Consider the decay of a free neutron at rest: $n \rightarrow p + e^-$. Show that the two-body decay of this type must necessarily give an electron of fixed energy and,therefore,cannot account for the observed continuous energy distribution in the $\beta$-decay of a neutron or a nucleus.

(N/A) For a two-body decay of a free neutron at rest $(n \rightarrow p + e^-)$,the conservation of energy and momentum must hold.
Let $M_n$,$M_p$,and $m_e$ be the masses of the neutron,proton,and electron,respectively.
From the conservation of energy: $M_n c^2 = E_p + E_e$,where $E_p$ and $E_e$ are the total energies of the proton and electron.
From the conservation of momentum: $\vec{p}_p + \vec{p}_e = 0$,which implies $|\vec{p}_p| = |\vec{p}_e| = p$.
Using the relativistic energy-momentum relation $E^2 = p^2 c^2 + m^2 c^4$,we have $E_p^2 = p^2 c^2 + M_p^2 c^4$ and $E_e^2 = p^2 c^2 + m_e^2 c^4$.
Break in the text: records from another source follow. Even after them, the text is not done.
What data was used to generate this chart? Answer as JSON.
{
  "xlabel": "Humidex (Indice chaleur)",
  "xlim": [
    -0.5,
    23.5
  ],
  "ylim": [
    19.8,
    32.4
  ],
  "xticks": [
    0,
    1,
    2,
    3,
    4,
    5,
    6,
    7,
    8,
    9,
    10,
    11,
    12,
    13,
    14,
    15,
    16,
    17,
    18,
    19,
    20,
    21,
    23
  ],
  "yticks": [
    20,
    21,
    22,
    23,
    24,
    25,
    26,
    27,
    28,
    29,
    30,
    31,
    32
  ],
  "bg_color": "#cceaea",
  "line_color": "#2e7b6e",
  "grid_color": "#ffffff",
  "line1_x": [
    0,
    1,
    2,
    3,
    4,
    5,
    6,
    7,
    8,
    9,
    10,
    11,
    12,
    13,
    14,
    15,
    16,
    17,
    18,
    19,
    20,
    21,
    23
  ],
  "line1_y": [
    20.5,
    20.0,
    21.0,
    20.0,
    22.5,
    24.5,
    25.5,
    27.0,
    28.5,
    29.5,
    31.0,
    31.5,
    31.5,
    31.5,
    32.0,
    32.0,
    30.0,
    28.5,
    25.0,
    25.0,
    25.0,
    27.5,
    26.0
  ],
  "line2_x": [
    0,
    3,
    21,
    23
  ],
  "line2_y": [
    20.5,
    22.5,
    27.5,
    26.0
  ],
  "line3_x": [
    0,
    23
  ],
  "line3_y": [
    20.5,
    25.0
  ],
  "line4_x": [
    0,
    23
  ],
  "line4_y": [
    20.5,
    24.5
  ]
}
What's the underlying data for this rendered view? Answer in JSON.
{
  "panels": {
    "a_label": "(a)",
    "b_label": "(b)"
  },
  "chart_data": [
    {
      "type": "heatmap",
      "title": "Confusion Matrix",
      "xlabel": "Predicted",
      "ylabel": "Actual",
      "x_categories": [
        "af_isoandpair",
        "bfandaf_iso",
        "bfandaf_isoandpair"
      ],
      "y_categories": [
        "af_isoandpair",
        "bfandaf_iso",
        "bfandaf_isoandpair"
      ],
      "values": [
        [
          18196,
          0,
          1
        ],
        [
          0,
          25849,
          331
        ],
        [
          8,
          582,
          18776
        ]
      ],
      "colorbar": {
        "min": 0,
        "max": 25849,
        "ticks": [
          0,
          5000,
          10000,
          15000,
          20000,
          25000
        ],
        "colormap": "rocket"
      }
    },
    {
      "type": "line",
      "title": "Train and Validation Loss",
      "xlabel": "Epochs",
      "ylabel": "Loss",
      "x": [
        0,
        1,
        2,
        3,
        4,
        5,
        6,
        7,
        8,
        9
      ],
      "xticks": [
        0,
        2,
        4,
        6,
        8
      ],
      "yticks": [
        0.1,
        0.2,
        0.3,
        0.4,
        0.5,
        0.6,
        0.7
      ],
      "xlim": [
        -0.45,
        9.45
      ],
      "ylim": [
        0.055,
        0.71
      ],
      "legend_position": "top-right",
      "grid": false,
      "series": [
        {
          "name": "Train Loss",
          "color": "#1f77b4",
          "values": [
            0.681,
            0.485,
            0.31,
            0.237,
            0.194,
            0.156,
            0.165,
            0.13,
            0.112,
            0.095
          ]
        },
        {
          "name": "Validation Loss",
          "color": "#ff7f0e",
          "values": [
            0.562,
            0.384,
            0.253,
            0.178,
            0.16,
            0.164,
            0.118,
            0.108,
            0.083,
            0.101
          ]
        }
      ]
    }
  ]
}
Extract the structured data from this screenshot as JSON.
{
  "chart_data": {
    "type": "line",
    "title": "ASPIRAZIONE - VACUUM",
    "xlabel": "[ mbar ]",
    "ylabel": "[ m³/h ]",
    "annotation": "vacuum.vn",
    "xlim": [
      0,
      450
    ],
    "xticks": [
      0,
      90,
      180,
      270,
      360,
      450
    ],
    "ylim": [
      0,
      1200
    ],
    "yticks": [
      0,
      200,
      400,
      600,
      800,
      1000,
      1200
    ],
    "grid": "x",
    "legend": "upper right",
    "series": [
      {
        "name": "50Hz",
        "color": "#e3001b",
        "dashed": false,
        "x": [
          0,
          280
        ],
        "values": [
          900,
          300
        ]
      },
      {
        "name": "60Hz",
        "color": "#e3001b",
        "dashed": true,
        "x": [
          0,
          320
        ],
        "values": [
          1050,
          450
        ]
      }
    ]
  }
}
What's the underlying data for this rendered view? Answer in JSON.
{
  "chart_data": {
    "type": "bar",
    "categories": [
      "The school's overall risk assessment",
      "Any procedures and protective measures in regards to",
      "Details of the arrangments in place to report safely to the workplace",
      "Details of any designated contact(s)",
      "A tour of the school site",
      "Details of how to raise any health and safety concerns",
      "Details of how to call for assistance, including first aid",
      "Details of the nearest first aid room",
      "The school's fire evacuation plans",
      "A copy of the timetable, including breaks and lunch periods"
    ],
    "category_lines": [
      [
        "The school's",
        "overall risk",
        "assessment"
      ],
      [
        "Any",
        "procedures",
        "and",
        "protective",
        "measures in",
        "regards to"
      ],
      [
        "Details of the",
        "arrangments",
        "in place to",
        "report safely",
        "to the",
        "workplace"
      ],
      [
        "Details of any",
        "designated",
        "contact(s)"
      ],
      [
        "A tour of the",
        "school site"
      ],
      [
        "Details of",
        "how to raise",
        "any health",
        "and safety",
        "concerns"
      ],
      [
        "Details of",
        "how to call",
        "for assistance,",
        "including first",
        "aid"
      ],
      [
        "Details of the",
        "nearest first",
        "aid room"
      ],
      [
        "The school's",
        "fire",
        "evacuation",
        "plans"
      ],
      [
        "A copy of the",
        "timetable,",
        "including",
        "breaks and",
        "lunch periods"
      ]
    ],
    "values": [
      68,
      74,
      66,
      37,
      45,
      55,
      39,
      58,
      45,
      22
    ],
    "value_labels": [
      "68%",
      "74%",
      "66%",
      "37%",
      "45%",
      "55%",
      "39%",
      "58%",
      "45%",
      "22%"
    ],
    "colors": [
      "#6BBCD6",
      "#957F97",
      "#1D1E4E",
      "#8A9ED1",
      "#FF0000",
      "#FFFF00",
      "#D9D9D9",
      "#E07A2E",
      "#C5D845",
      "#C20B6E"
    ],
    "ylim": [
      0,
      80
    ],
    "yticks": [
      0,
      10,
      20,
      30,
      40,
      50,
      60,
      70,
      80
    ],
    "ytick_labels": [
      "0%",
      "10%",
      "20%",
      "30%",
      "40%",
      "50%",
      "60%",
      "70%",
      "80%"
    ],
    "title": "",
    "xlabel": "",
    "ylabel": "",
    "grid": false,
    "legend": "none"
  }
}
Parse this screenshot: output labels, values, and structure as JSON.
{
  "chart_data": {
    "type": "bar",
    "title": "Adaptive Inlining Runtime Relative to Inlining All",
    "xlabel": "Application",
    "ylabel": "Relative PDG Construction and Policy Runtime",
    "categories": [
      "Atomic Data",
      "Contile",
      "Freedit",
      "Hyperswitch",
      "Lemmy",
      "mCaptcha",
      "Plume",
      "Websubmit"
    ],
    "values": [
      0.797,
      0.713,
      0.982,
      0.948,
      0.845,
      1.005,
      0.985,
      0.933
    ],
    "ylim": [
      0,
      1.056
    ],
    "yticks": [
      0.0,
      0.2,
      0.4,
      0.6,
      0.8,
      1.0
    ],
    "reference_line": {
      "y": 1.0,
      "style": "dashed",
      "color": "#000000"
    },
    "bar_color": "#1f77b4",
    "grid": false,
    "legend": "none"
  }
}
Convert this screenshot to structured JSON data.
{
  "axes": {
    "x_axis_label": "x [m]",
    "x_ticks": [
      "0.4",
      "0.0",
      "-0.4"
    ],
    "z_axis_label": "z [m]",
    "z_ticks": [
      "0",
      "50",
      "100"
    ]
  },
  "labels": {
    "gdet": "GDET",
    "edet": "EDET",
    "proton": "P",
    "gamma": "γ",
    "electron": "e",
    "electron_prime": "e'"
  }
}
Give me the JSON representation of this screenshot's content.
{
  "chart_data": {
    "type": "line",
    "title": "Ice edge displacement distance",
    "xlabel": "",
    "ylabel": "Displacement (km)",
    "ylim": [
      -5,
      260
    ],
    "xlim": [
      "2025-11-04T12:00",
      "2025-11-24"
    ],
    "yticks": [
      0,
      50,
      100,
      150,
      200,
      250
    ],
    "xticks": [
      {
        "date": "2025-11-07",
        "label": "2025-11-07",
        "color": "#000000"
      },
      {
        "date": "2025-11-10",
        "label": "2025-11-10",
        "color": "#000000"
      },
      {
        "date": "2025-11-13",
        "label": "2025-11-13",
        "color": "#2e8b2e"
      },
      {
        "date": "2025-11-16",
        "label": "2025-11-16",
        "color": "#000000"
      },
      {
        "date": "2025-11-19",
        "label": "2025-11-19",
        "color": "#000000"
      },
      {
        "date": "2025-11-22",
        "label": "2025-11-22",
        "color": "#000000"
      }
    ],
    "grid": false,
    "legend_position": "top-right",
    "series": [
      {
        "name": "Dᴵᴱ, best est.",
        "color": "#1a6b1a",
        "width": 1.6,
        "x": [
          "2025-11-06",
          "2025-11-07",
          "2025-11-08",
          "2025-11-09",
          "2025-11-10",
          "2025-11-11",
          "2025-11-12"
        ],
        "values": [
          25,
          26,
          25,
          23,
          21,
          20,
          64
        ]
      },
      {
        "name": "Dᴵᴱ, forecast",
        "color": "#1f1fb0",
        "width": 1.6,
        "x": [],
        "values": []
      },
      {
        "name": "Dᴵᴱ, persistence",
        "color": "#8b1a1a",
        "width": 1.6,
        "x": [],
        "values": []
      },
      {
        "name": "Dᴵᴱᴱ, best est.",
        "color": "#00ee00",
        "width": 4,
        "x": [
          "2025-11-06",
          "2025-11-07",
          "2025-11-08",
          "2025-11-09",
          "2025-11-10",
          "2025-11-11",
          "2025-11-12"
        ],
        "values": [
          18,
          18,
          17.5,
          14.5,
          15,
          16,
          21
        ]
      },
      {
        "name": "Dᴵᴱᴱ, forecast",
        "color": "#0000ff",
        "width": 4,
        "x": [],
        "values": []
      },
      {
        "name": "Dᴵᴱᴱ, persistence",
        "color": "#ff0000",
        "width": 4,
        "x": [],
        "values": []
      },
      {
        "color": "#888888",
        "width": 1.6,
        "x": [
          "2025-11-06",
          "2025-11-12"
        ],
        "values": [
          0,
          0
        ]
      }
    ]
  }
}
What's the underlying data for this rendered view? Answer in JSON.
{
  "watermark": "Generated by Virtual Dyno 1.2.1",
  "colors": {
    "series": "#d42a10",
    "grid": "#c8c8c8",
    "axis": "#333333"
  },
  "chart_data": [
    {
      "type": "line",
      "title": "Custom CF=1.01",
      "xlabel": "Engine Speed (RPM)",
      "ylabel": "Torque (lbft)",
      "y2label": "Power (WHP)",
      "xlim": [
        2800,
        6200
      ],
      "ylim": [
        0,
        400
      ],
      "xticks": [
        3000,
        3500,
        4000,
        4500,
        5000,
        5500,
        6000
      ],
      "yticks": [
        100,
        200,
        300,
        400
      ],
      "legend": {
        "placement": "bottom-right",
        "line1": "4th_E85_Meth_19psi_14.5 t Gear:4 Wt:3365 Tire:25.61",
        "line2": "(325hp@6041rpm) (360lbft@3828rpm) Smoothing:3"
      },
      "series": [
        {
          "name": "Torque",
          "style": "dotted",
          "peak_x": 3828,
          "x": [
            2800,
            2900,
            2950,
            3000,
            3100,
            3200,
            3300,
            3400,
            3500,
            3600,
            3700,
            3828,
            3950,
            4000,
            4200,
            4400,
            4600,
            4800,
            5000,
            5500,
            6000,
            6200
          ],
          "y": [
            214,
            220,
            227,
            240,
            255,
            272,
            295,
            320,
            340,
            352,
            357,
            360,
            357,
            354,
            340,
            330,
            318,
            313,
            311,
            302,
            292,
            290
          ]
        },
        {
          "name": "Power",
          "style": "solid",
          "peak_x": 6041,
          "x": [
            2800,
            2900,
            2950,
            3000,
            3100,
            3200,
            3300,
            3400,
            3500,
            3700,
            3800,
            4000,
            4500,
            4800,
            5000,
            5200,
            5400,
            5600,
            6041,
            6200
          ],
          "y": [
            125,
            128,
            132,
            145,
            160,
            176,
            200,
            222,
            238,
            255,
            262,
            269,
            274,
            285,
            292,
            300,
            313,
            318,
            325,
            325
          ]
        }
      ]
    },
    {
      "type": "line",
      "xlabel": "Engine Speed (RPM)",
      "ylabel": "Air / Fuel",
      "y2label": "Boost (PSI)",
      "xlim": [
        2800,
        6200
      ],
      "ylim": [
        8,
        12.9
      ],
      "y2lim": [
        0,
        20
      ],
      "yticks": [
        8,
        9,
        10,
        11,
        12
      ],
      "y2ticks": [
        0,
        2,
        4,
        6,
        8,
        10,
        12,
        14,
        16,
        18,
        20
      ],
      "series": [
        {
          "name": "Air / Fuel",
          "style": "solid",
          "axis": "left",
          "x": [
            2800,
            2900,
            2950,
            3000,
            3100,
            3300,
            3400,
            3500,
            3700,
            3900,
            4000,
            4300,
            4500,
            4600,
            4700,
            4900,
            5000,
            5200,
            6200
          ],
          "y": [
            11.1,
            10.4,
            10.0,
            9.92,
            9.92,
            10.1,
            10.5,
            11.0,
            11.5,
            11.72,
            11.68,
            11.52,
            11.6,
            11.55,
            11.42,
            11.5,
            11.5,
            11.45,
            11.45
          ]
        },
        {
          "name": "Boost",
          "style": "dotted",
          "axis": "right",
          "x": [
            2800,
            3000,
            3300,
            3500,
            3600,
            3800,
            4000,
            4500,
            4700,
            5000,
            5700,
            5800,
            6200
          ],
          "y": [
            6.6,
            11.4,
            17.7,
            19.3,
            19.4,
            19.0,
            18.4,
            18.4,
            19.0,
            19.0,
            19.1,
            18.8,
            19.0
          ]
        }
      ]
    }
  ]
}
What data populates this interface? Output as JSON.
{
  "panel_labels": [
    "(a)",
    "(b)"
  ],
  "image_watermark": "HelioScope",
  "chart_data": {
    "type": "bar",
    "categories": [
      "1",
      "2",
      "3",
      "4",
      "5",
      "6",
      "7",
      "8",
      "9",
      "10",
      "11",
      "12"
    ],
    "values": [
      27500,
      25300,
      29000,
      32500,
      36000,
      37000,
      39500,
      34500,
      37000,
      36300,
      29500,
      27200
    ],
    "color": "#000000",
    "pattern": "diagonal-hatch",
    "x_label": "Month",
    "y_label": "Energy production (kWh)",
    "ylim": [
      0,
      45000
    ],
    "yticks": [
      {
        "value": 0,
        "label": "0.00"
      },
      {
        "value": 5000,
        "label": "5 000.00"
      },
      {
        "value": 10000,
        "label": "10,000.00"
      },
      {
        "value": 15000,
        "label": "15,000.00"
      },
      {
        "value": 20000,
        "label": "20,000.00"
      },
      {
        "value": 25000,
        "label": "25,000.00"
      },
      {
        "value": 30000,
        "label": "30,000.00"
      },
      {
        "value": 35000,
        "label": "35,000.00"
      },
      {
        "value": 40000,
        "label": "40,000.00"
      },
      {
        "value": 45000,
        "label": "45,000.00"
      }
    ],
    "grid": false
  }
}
Substituting $p^2 c^2 = E_e^2 - m_e^2 c^4$ into the proton energy equation: $E_p = \sqrt{E_e^2 - m_e^2 c^4 + M_p^2 c^4}$.
Substituting this into the energy conservation equation: $M_n c^2 = E_e + \sqrt{E_e^2 - m_e^2 c^4 + M_p^2 c^4}$.
Rearranging and solving for $E_e$ shows that $E_e$ is uniquely determined by the masses of the particles involved,meaning the electron must have a fixed (discrete) energy.
Since the observed $\beta$-decay spectrum is continuous,this two-body model is insufficient. The actual decay is a three-body process: $n \rightarrow p + e^- + \bar{\nu}_e$,where the antineutrino carries away the remaining energy,allowing the electron to have a continuous range of energies.